Users records, mostly short-form videos, are currently stored in the United States, and backed up in Singapore.
With U.S. President Donald Trump announcing he intends to ban the app in the U.S., unless it is sold within 45 days, the company clearly needs to relocate it's data centre.
Ireland will gain from the move. TikTok currently has 1,500 U.S.-based employees, but until the Trump-inspired upheaval was planning to hire up to 10,000 more.
Mr Trump initially said he was thinking of banning the app, which has been downloaded two billion times globally and has one hundred million American users, as retaliation for the coronavirus, which Mr Trump refers to as the China virus, or more recently, the China plague. He has since then however said the reason is because of concerns the data stored by TikTok could end up in the hands of the Chinese government, a claim TikTok rejects. U.S. Secretary of State Mike Pompeo overnight stirred the pot further by saying other Chinese apps, including WeChat, could also be caught up in what appears to be a purge. Mr Pompeo in a statement described both TikTok and WeChat as 'significant security threats,' without putting forward any evidence to support that.

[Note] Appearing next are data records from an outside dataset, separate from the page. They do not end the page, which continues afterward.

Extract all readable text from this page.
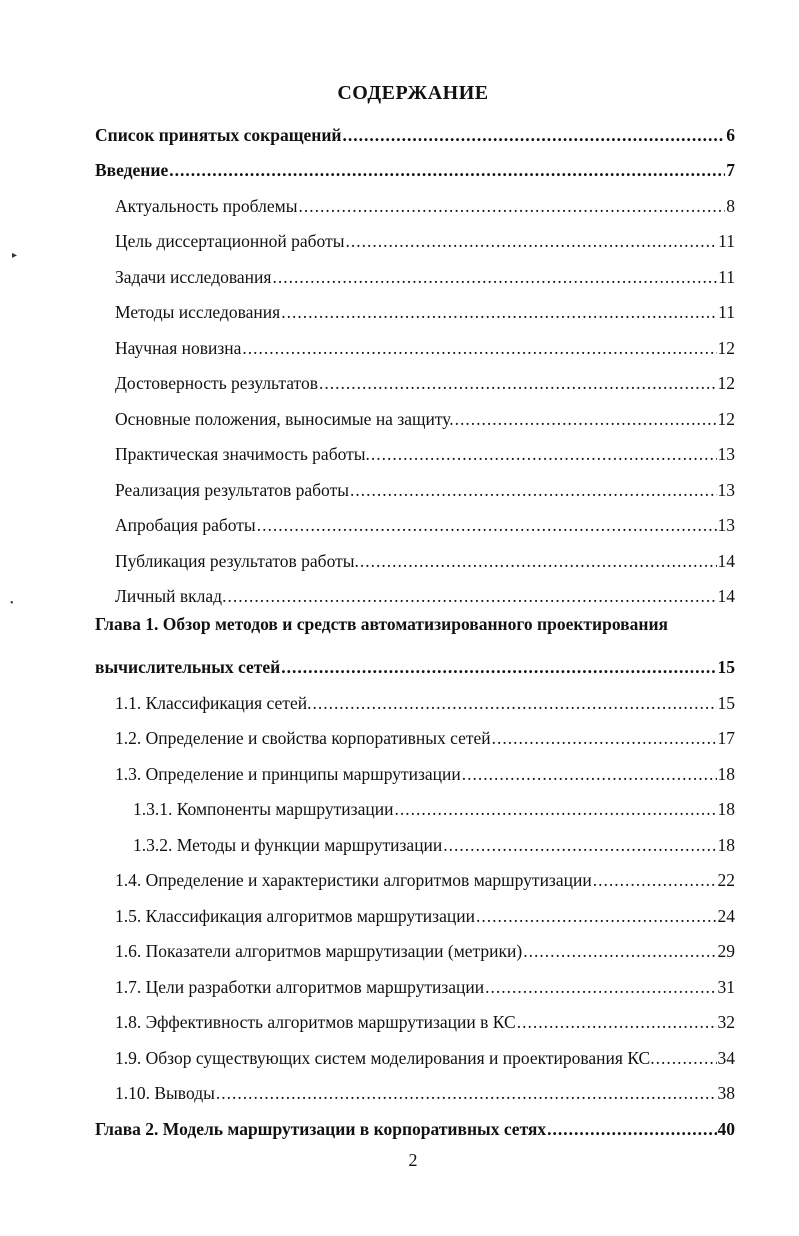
СОДЕРЖАНИЕ
Список принятых сокращений .....	6
Введение .....	7
Актуальность проблемы .....	8
Цель диссертационной работы .....	11
Задачи исследования .....	11
Методы исследования .....	11
Научная новизна .....	12
Достоверность результатов .....	12
Основные положения, выносимые на защиту. .....	12
Практическая значимость работы. .....	13
Реализация результатов работы .....	13
Апробация работы .....	13
Публикация результатов работы. .....	14
Личный вклад. .....	14
Глава 1. Обзор методов и средств автоматизированного проектирования
вычислительных сетей .....	15
1.1. Классификация сетей. .....	15
1.2. Определение и свойства корпоративных сетей .....	17
1.3. Определение и принципы маршрутизации .....	18
1.3.1. Компоненты маршрутизации .....	18
1.3.2. Методы и функции маршрутизации .....	18
1.4. Определение и характеристики алгоритмов маршрутизации .....	22
1.5. Классификация алгоритмов маршрутизации .....	24
1.6. Показатели алгоритмов маршрутизации (метрики) .....	29
1.7. Цели разработки алгоритмов маршрутизации .....	31
1.8. Эффективность алгоритмов маршрутизации в КС .....	32
1.9. Обзор существующих систем моделирования и проектирования КС. .....	34
1.10. Выводы .....	38
Глава 2. Модель маршрутизации в корпоративных сетях .....	40
2
▸
•
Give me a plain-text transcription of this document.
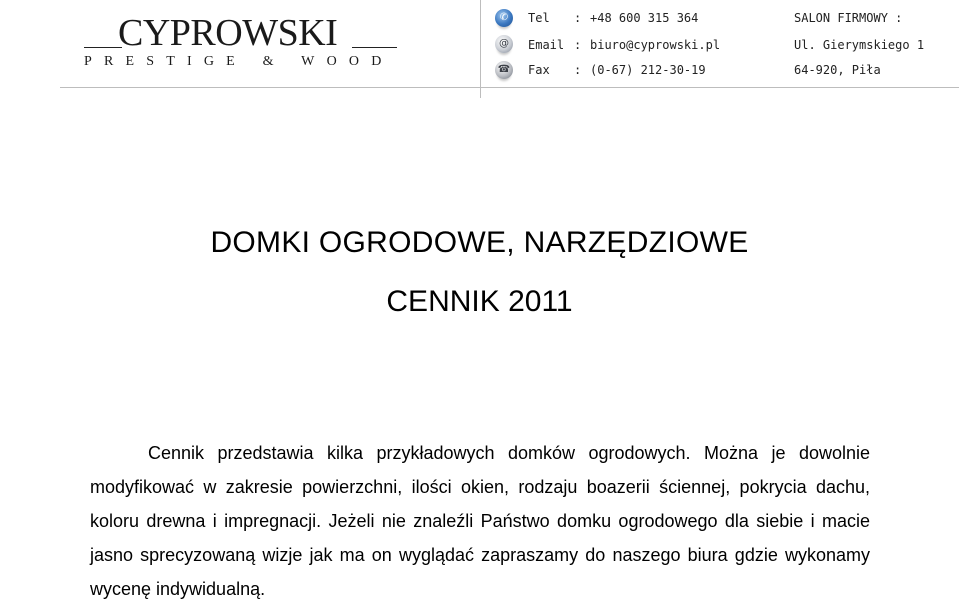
CYPROWSKI
PRESTIGE & WOOD
✆	Tel	: +48 600 315 364
@	Email : biuro@cyprowski.pl
☎ Fax	: (0-67) 212-30-19
SALON FIRMOWY :
Ul. Gierymskiego 1
64-920, Piła
DOMKI OGRODOWE, NARZĘDZIOWE
CENNIK 2011
Cennik przedstawia kilka przykładowych domków ogrodowych. Można je dowolnie modyfikować w zakresie powierzchni, ilości okien, rodzaju boazerii ściennej, pokrycia dachu, koloru drewna i impregnacji. Jeżeli nie znaleźli Państwo domku ogrodowego dla siebie i macie jasno sprecyzowaną wizje jak ma on wyglądać zapraszamy do naszego biura gdzie wykonamy wycenę indywidualną.
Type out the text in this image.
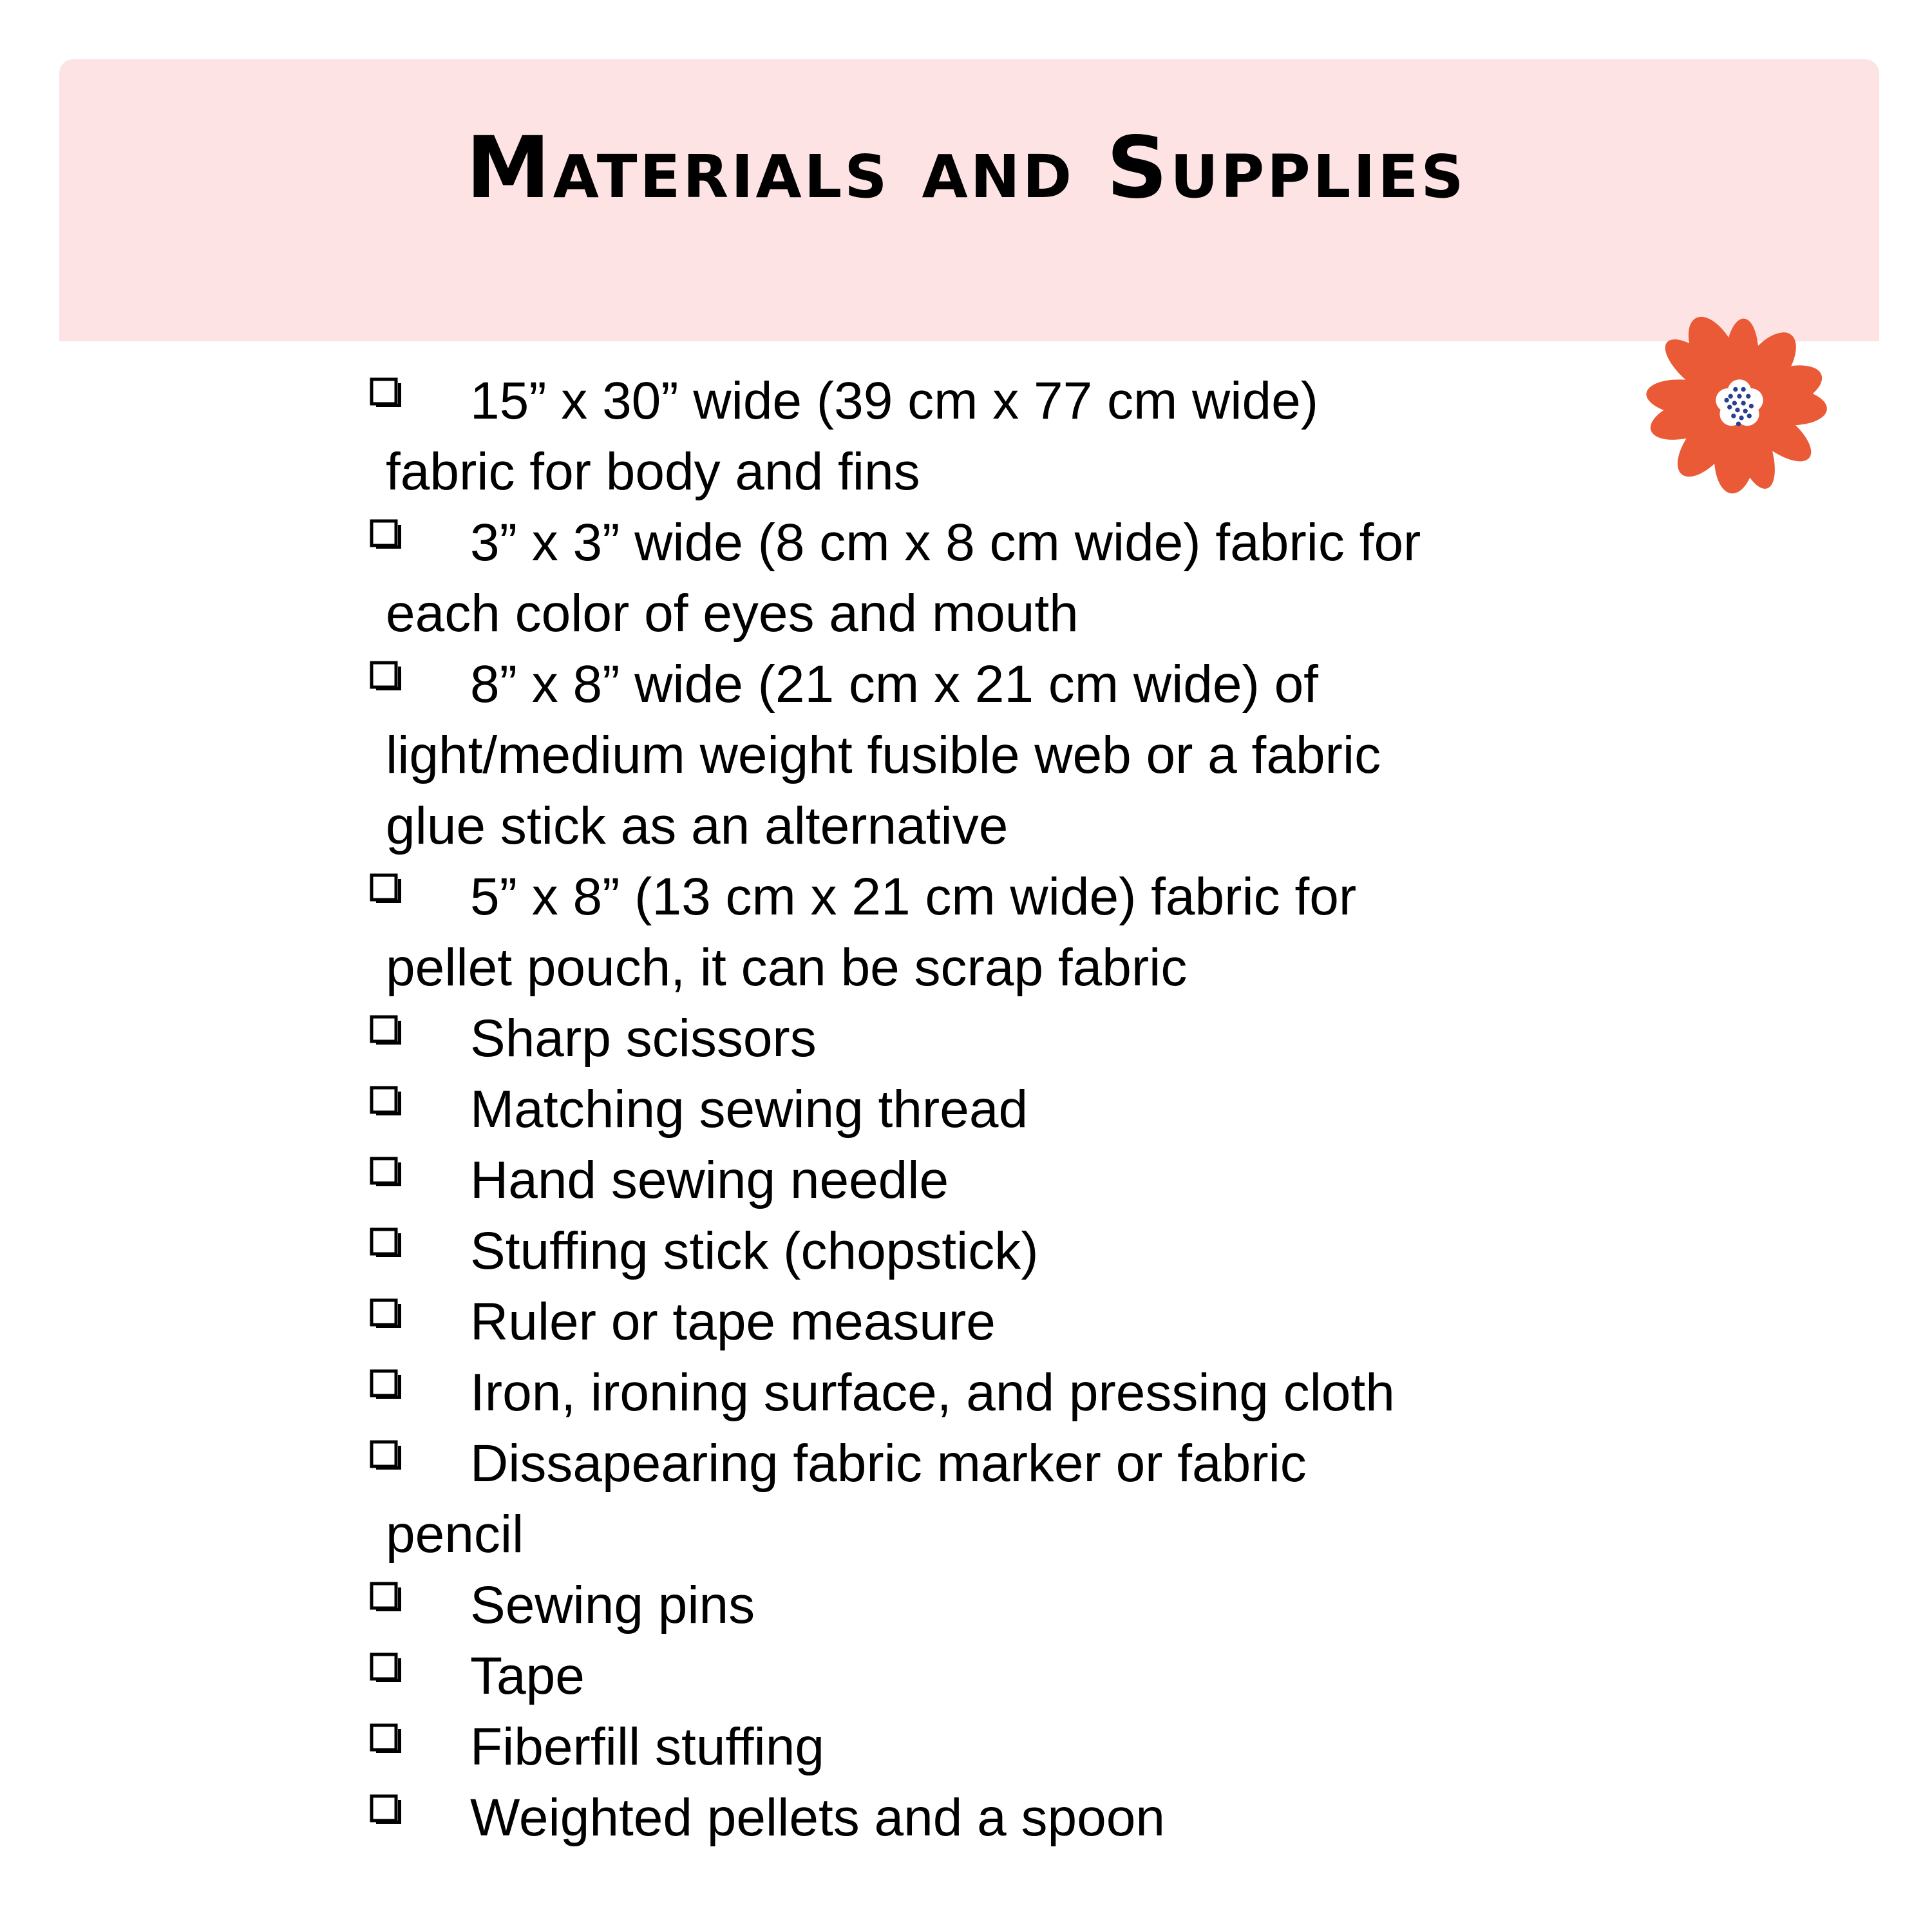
Materials and Supplies
15” x 30” wide (39 cm x 77 cm wide)
fabric for body and fins
3” x 3” wide (8 cm x 8 cm wide) fabric for
each color of eyes and mouth
8” x 8” wide (21 cm x 21 cm wide) of
light/medium weight fusible web or a fabric
glue stick as an alternative
5” x 8” (13 cm x 21 cm wide) fabric for
pellet pouch, it can be scrap fabric
Sharp scissors
Matching sewing thread
Hand sewing needle
Stuffing stick (chopstick)
Ruler or tape measure
Iron, ironing surface, and pressing cloth
Dissapearing fabric marker or fabric
pencil
Sewing pins
Tape
Fiberfill stuffing
Weighted pellets and a spoon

Mr Trump has muddied the waters further by insisting that whatever TikTok is sold for, if it is sold, a substantial portion of the price should go to the U.S. government. Such a move, aside from being unprecedented, would likely be legally unenforceable. The treatment of Chinese companies, including Huawei, is likely to discourage investment in the U.S., and help countries such as Ireland which are far friendlier to multinationals.
TikTok is currently in negotiations with Microsoft, and possibly others, to sell off it's U.S., Canadian, Australian and New Zealand franchises.
The reason other countries have been caught up in the scramble is because they are administered as a regional bloc, and not because their leaders share Mr Trump's view. In fact Australian Prime Minister Scott Morrison has ruled out a TikTok ban, saying that a review by Australian security agencies found there were no concerns about Tik Tok posing a risk to Australia's national security.
Despite the accelerated need to relocate it's U.S. data centre, TikTok says it's decision to set up a base in Europe is something that has been under consideration for some time.
"It's a significant investment," Theo Bertram, the app's director of public policy for Europe, told the BBC on Thursday.
"It's a symbol of our long-term commitment to Europe, and I think that's an important message for our users and our creators at this time."
The location within Ireland where the centre will be built has not been disclosed. It is expected however to be operational within 18 to 24 months time, which would indicate a site has been secured.